After reading a couple of books that I found lacking, either in grammar and punctuation edits, or had a plot that moved so slow it didn’t feel as though it was going anywhere, or point of views that hopped randomly from character to character, I’d become very dissatisfied and wanted something that I could enjoy reading—a story that would pull me in—and characters that I could enjoy. As a reader, I don’t need or want inside of every character’s head. I want to focus on the main characters and their interesting lives.
Is it too much to ask to have a tale weaved so well that all you want to do is keep reading?
Courting Miss Lancaster by Sarah M. Eden is such a book.
It’s a charming tale told during regency England, and even though this is Sarah’s debut book by Covenant, it is not her first book—or even her second. Sarah is an author who took the publishing world by the horns and self-published until catching the attention of traditional publishers after receiving a Whitney Award nomination for her novel, Seeking Persephone.
Courting Miss Lancaster is better. Those who read Seeking Persephone are already familiar with some of the characters. Persephone came from an impoverished family and through a stroke of extreme good fortune married Adam Boyce, the Duke of Kielder. Athena is Persephone’s younger sister.
Adam has given each of his sisters-in-law a large dowry and, now that she is of age, has agreed to sponsor Athena for her first “Season” in London. Knowing how much the Duke hates socializing, Persephone and Athena have only asked that he sponsor her for the short season, and Athena has high hopes of finding true love within those few months.

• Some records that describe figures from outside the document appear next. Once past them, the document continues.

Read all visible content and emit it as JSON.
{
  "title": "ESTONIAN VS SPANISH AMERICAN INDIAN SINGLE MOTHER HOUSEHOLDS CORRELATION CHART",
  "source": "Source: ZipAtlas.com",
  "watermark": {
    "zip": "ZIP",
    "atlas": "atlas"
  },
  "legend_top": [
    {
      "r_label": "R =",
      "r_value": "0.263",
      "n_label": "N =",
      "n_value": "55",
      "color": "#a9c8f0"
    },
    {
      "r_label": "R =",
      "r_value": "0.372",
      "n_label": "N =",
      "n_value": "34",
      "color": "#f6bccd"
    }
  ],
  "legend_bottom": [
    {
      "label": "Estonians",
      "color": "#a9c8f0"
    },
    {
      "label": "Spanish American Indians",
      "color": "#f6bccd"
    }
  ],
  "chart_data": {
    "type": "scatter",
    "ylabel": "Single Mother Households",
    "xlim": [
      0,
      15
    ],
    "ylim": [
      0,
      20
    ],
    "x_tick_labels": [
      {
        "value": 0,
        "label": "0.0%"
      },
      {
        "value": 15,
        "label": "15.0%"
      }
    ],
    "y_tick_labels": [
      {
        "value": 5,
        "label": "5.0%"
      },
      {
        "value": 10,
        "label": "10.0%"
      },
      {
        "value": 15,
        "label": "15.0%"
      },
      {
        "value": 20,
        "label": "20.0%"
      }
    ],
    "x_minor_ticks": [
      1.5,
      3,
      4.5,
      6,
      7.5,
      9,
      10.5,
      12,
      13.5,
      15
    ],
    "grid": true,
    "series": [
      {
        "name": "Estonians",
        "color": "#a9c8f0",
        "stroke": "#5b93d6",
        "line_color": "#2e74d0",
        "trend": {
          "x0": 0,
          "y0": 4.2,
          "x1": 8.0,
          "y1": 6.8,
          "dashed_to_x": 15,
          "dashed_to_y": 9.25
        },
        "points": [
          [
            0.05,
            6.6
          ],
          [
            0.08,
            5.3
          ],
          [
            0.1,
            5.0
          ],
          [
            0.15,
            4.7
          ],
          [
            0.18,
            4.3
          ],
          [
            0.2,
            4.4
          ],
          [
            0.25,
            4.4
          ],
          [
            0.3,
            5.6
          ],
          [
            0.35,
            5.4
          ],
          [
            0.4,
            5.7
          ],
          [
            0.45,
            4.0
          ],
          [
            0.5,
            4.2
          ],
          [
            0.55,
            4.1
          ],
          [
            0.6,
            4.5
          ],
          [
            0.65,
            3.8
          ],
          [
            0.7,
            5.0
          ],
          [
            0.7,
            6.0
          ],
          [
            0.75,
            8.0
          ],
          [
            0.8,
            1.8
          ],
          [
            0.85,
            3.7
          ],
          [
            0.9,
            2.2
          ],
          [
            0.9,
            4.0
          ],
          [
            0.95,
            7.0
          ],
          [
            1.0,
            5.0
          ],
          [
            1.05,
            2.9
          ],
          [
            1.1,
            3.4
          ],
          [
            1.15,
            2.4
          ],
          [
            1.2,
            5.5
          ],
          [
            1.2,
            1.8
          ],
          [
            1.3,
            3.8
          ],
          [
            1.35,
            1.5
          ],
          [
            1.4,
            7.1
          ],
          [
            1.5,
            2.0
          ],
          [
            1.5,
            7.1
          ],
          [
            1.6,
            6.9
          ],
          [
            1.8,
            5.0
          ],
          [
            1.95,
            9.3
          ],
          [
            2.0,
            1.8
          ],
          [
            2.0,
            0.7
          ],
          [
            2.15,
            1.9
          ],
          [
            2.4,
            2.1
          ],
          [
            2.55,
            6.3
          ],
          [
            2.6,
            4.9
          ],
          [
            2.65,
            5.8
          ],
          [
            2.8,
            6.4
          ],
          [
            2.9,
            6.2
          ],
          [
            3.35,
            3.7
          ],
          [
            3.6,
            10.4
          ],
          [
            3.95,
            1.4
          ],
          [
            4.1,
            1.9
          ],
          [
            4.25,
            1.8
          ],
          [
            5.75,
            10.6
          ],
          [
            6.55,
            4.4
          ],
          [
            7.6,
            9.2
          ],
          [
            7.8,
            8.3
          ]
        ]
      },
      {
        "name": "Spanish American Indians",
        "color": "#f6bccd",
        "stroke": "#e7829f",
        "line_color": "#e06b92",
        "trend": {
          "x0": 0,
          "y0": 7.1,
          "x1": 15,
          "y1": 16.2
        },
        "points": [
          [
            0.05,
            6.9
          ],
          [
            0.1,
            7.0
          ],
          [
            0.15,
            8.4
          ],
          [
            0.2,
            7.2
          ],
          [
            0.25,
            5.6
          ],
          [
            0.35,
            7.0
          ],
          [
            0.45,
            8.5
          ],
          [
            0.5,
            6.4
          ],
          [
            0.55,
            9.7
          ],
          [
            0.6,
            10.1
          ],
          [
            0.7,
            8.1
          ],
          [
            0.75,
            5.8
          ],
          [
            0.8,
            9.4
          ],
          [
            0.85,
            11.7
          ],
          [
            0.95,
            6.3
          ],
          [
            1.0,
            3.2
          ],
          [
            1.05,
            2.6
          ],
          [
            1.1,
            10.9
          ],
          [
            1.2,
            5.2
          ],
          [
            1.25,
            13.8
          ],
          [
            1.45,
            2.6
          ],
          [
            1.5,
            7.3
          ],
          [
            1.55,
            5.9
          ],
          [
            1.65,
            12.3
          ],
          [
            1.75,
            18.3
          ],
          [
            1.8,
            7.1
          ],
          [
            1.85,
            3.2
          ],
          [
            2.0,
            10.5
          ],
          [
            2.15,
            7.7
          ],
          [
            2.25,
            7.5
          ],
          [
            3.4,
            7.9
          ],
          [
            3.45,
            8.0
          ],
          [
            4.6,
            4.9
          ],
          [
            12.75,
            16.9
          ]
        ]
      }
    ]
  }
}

Adam, truly unaware that his best friend, Harry, is smitten with Athena, asks him to help find her eligible men for suitors. This is where the fun begins. Harry, although he socializes with the rich and titled, is neither rich nor titled. He has nothing to offer the woman who stole his heart other than himself and a crumbling estate that he can’t afford to maintain. And Adam has insisted on, “no fortune hunters,” which Harry assumes he is.
When Harry discovers that Athena doesn’t have any idea what qualities she’d like in a husband, but only has a romantic notion that she’ll know her true love when their eyes meet and she sees him walking toward her at the ball, Harry develops a strategy to at least help her discover who she doesn’t want. Of course everything goes wrong.
I’ll not give away any more of the plot—just to say that there is one. And, that I enjoyed the book so much that I plan to read it again this summer.